Artigo 319 Código Penal: Entenda a Prisão Preventiva com Clareza
A legislação penal brasileira dispõe de diversos dispositivos que buscam assegurar a ordem pública, a regularidade do processo e a aplicação da lei penal. Entre eles, o Artigo 319 do Código Penal (CP) ocupa posição de destaque ao regulamentar a prisão preventiva — uma medida cautelar que visa garantir o andamento do processo penal antes de uma sentença definitiva. Neste artigo, vamos explorar detalhadamente o que diz o Artigo 319 do Código Penal, seus conceitos, aplicação, limites e implicações para o sistema judiciário brasileiro.
Introdução
A prisão preventiva é uma das medidas mais debatidas no Direito Penal brasileiro devido à sua relevância na manutenção da ordem e na garantia do processo. Muitas vezes, sua aplicação levanta questionamentos sobre direitos fundamentais e princípios constitucionais, como a liberdade individual. O entendimento claro do artigo que regula essa medida é fundamental tanto para profissionais do Direito quanto para a sociedade, evitando interpretações erroneas ou abusivas.

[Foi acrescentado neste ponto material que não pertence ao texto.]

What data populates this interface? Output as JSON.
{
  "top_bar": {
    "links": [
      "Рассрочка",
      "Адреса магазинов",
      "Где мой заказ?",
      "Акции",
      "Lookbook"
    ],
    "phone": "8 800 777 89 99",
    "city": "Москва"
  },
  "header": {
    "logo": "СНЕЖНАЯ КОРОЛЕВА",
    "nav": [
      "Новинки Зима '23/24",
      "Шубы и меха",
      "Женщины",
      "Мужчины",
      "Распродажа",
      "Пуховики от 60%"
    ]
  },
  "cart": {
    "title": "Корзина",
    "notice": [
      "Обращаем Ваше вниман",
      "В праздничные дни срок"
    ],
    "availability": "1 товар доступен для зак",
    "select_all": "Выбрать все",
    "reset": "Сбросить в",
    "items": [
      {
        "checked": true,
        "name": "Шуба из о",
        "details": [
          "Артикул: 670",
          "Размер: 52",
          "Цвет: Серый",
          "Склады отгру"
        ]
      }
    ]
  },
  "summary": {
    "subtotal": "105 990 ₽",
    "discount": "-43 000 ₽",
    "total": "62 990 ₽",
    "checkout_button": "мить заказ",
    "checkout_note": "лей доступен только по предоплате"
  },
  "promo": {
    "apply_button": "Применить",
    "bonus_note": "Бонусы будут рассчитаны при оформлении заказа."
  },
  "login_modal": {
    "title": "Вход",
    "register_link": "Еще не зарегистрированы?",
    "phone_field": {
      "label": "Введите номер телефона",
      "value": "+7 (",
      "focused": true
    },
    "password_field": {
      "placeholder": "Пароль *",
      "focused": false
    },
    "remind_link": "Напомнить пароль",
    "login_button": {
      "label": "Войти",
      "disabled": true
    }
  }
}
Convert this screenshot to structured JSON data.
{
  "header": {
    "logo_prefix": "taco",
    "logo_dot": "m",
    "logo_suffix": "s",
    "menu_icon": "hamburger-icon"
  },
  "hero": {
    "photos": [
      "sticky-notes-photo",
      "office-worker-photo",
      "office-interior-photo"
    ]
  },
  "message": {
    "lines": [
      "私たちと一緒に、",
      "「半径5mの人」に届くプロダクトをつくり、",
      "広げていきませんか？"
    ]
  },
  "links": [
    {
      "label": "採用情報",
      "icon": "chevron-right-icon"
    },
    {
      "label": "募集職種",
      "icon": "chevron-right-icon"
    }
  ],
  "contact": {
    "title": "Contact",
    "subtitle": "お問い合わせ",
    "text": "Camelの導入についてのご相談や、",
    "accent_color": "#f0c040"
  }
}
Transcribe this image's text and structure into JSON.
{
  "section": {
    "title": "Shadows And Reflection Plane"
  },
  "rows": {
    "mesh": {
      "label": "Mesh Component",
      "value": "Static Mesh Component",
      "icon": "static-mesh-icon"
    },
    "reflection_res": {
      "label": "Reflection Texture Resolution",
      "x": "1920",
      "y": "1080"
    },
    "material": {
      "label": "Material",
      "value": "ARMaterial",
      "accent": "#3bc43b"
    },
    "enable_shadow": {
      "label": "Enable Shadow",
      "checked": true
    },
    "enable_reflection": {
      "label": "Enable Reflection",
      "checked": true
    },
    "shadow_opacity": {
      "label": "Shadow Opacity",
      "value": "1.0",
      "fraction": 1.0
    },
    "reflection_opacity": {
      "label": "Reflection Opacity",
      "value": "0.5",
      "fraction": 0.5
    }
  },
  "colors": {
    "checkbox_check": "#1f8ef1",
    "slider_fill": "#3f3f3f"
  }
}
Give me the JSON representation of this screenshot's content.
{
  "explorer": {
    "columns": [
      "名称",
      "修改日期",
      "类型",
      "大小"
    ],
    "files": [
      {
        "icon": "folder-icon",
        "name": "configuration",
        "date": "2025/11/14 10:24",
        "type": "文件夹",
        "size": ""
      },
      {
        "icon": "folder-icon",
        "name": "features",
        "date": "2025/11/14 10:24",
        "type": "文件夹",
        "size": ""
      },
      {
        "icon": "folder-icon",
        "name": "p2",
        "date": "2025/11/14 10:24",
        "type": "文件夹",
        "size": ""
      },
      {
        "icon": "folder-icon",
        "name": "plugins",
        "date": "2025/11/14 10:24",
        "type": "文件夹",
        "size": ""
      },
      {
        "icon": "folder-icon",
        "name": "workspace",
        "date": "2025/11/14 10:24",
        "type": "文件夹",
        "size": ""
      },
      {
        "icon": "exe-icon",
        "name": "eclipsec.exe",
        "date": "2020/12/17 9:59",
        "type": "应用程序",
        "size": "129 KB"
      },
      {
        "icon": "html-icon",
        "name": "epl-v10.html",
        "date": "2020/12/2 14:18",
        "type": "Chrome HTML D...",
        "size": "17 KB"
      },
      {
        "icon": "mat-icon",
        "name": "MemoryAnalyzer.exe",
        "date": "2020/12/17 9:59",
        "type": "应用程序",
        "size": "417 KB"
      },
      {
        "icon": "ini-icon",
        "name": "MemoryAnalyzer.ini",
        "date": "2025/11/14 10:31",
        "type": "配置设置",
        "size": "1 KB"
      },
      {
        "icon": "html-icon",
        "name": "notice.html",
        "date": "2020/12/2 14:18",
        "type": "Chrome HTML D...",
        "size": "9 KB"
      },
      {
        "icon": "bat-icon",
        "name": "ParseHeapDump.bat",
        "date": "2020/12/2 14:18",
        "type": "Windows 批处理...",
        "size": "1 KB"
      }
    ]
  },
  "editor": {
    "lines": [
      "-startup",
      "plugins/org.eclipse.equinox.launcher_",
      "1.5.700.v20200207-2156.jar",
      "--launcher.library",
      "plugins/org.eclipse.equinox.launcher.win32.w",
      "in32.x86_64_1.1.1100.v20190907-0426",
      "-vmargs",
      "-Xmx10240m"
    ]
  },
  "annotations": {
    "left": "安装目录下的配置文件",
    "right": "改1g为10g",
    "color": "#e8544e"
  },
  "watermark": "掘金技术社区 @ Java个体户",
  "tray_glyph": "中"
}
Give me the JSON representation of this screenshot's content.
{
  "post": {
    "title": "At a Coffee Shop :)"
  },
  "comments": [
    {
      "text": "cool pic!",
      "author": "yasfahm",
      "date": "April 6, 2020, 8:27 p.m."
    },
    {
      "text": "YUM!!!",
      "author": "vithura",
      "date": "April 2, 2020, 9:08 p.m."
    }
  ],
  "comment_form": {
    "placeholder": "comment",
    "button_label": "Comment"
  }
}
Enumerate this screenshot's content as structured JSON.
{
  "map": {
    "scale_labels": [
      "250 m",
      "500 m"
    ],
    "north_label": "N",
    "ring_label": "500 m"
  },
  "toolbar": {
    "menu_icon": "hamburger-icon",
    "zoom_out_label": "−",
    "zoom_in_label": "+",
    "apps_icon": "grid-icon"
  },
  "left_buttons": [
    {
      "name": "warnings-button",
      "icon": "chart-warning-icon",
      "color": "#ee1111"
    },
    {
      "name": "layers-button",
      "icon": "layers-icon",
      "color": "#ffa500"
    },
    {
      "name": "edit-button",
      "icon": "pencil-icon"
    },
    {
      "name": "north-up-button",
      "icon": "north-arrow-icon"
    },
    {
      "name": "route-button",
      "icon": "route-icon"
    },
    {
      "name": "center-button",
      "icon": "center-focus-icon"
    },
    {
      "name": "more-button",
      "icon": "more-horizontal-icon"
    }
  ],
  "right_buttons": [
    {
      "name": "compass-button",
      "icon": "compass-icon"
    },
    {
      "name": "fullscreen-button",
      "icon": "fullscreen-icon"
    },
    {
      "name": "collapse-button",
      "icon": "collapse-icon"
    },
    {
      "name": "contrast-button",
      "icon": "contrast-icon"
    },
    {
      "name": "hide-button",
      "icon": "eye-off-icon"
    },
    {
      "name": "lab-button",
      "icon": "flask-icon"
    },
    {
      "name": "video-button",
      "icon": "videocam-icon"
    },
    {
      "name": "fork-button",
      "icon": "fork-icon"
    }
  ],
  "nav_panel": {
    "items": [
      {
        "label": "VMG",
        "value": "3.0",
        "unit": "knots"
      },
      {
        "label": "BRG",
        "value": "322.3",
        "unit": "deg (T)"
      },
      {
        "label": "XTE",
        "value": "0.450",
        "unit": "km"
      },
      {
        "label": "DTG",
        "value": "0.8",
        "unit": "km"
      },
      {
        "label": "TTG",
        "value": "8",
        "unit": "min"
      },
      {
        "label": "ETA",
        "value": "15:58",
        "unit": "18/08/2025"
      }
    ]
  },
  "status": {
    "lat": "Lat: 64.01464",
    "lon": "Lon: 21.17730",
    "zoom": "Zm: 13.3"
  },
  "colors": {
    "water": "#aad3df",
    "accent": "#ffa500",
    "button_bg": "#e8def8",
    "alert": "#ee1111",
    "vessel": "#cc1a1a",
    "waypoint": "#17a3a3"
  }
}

Por que entender o Artigo 319 do Código Penal é importante?
Conhecer os parâmetros legais que regulamentam a prisão preventiva ajuda na defesa dos direitos do acusado e na fiscalização de um sistema penal que deve ser justo, proporcional e dentro dos limites constitucionais.
O que diz o Artigo 319 do Código Penal?
O Artigo 319 do Código Penal dispõe:
Art. 319. A prisão preventiva poderá ser decretada pelo juiz, quando houver prova de existência do fato criminoso e indícios suficientes de autoria, nos seguintes casos:
I - garantir a ordem pública;II - garantir a conveniência da instrução criminal;III - assegurar a aplicação da lei penal.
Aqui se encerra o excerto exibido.